Deze groep bestaat uit vele vooraanstaande economische experts, afkomstig uit diverse politieke stromingen. Opvallend zijn twee voormalige voorzitters van de Amerikaanse Federal Reserve (Fed), Ben Bernanke en Janet Yellen; Douglas Holtz-Eakin - voormalig directeur van het Congressional Budget Office; Greg Mankiw - voorzitter van de Raad van Economische Adviseurs (CEA) van het Witte Huis onder president George W. Bush; en Jason Furman, voorzitter van de CEA onder president Barack Obama.
Het Hooggerechtshof zal de rechtmatigheid van de tarieven van president Trump tijdens een hoorzitting op 5 november beoordelen. Een aantal externe partijen heeft in afwachting van de uitspraak een 'friend-of-the-court'-memorandum ingediend. De bijdrage van de economen was een van de vele die vóór de deadline van 24 oktober werden ingediend ter ondersteuning van bedrijven die Trumps tarieven aanvechten. De memorandums werden ook ingediend door 31 voormalige federale rechters, voormalige militairen en functionarissen op het gebied van nationale veiligheid, en hoogleraren buitenlandbeleid.
De regering-Trump betoogde in een document dat op 19 september bij het Hooggerechtshof werd ingediend, dat de tarieven van de president noodzakelijk waren om "het handelstekort dat Amerika vernietigt, te corrigeren". In het document werd ook gesteld dat de tarieven de Verenigde Staten zouden helpen een rijke en machtige natie te worden.
Eerder, op 28 mei, concludeerde het Amerikaanse Hof voor Internationale Handel (CIT) dat de oplegging van tarieven door de Amerikaanse president onder IEEPA ongrondwettelijk was, omdat deze wet het gebruik van tarieven als handelsinstrument niet toestaat. Op 29 augustus bevestigde het Federale Hof van Beroep de uitspraak van het CIT, wat de opvatting versterkte dat de regering haar bevoegdheden had overschreden.

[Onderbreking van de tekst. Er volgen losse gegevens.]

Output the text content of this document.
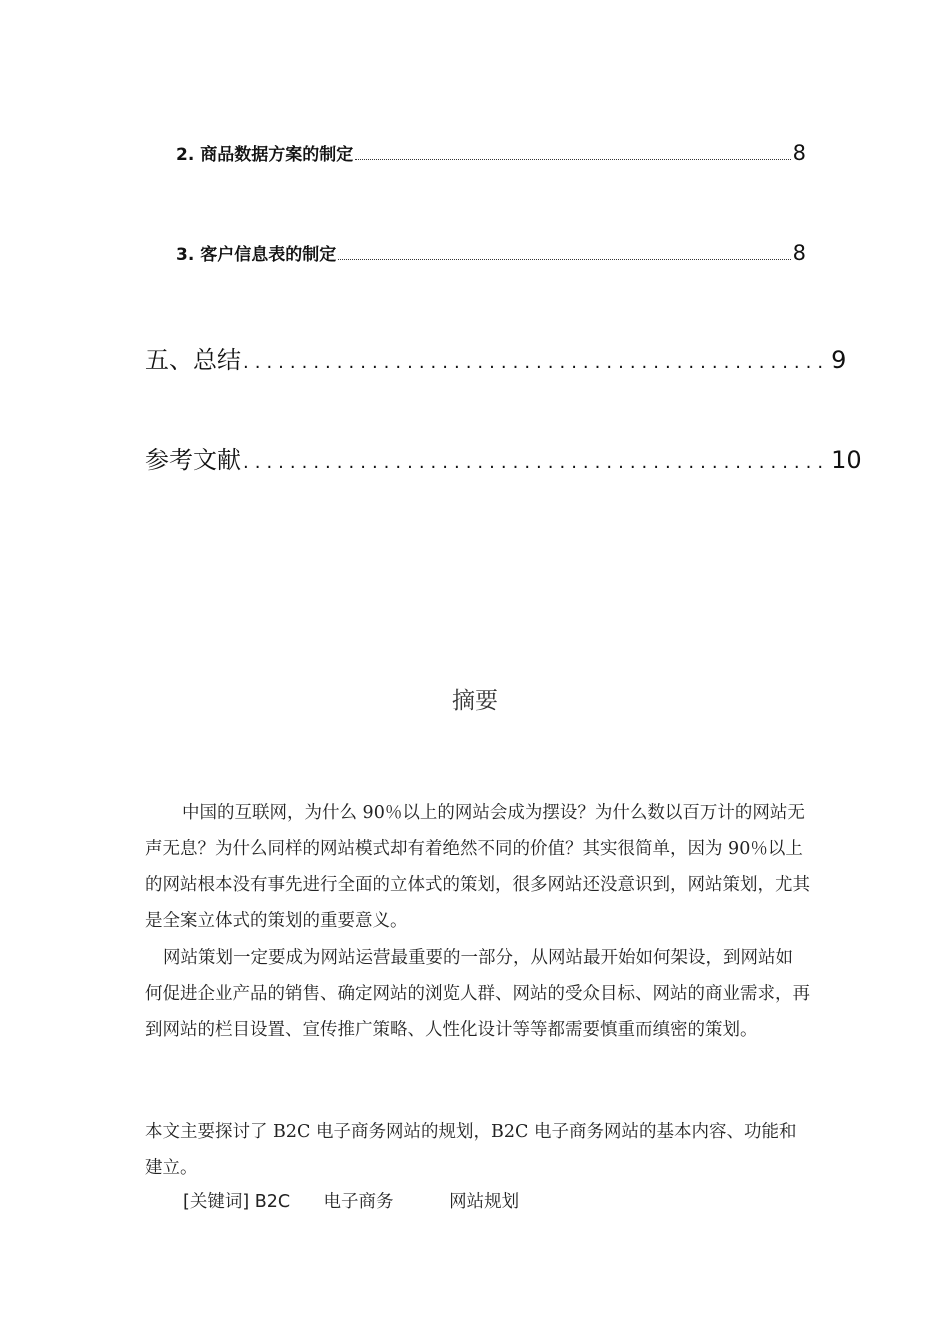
2. 商品数据方案的制定	8
3. 客户信息表的制定	8
五、总结 .................................................. 9
参考文献 .................................................. 10
摘要
中国的互联网，为什么 90％以上的网站会成为摆设？为什么数以百万计的网站无声无息？为什么同样的网站模式却有着绝然不同的价值？其实很简单，因为 90％以上的网站根本没有事先进行全面的立体式的策划，很多网站还没意识到，网站策划，尤其是全案立体式的策划的重要意义。
网站策划一定要成为网站运营最重要的一部分，从网站最开始如何架设，到网站如何促进企业产品的销售、确定网站的浏览人群、网站的受众目标、网站的商业需求，再到网站的栏目设置、宣传推广策略、人性化设计等等都需要慎重而缜密的策划。
本文主要探讨了 B2C 电子商务网站的规划，B2C 电子商务网站的基本内容、功能和建立。
[关键词] B2C      电子商务          网站规划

De uitspraak van het Hof van Beroep tegen het gebruik van IEEPA om tarieven op te leggen, maakt de weg vrij voor de zaak om naar het Hooggerechtshof te worden verwezen. De rechters van het Hooggerechtshof zullen beslissen of president Trump rechtmatig heeft gehandeld bij het invoeren van de tarieven onder IEEPA.